The provenance is unclear. This skill is authored by chatgptprojects and lives in a repo called clear-code that is primarily a curated list of open-source AI coding tools — with a monetized AI gateway product prominently featured in the README. The skill itself seems well-researched, but it's not an official Anthropic document. It's someone's reverse-engineering of the Claude Code codebase. That means it could be wrong, incomplete, or out of date.

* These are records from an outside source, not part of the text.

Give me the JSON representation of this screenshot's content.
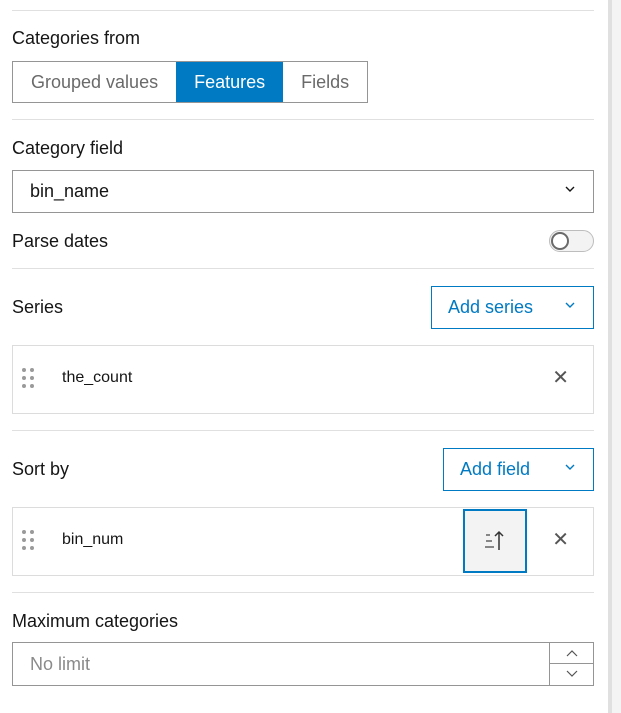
{
  "categories_from": {
    "label": "Categories from",
    "options": [
      "Grouped values",
      "Features",
      "Fields"
    ],
    "selected": "Features"
  },
  "category_field": {
    "label": "Category field",
    "value": "bin_name"
  },
  "parse_dates": {
    "label": "Parse dates",
    "enabled": false
  },
  "series": {
    "label": "Series",
    "add_label": "Add series",
    "items": [
      {
        "name": "the_count"
      }
    ]
  },
  "sort_by": {
    "label": "Sort by",
    "add_label": "Add field",
    "items": [
      {
        "name": "bin_num",
        "order": "ascending"
      }
    ]
  },
  "max_categories": {
    "label": "Maximum categories",
    "placeholder": "No limit"
  },
  "colors": {
    "accent": "#007ac2"
  }
}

Staleness is a real risk. Claude Code ships fast. The codebase evolves. A style guide that was accurate six months ago may not reflect current patterns. There's no clear versioning or update cadence documented for this skill. If you're relying on it for architectural decisions, verify against the actual source.

Context cost. Fourteen markdown documents is a non-trivial context load. If you're working on a task that only touches one area of the codebase, you're paying for 13 documents you don't need. The skill doesn't appear to have a lazy-loading mechanism — it's all or nothing.

The repo's primary purpose is not this skill. The clear-code repo is a community resource hub with a commercial angle (the LeanMCP AI gateway product). The skill is one artifact in a larger project. That's not disqualifying, but it means maintenance priorities might not be centered on keeping this skill accurate.

No tests or validation. There's no way to verify that the documented patterns actually match the current codebase without manually checking. For a skill that's specifically about code correctness and style matching, that's a gap.


Verdict

If you're working on Claude Code source, install it. The content is well-organized, the scope is appropriate, and having this reference in Claude's context is genuinely better than not having it. The 14-document structure is a smart way to organize deep reference material, and the quick-reference checklists in Guide 14 are the kind of thing that saves real time.

Just don't treat it as authoritative without cross-checking against the actual source. It's a community-maintained reverse-engineering, not official documentation. Use it as a starting point, not a final word.

For everyone else — the 90% of Claude Code users who are using it as a tool rather than hacking on it — skip it. It's not for you, and the context overhead isn't worth it.

Rating: Recommended with caveats — solid for its target audience, but verify freshness before trusting it for architectural decisions.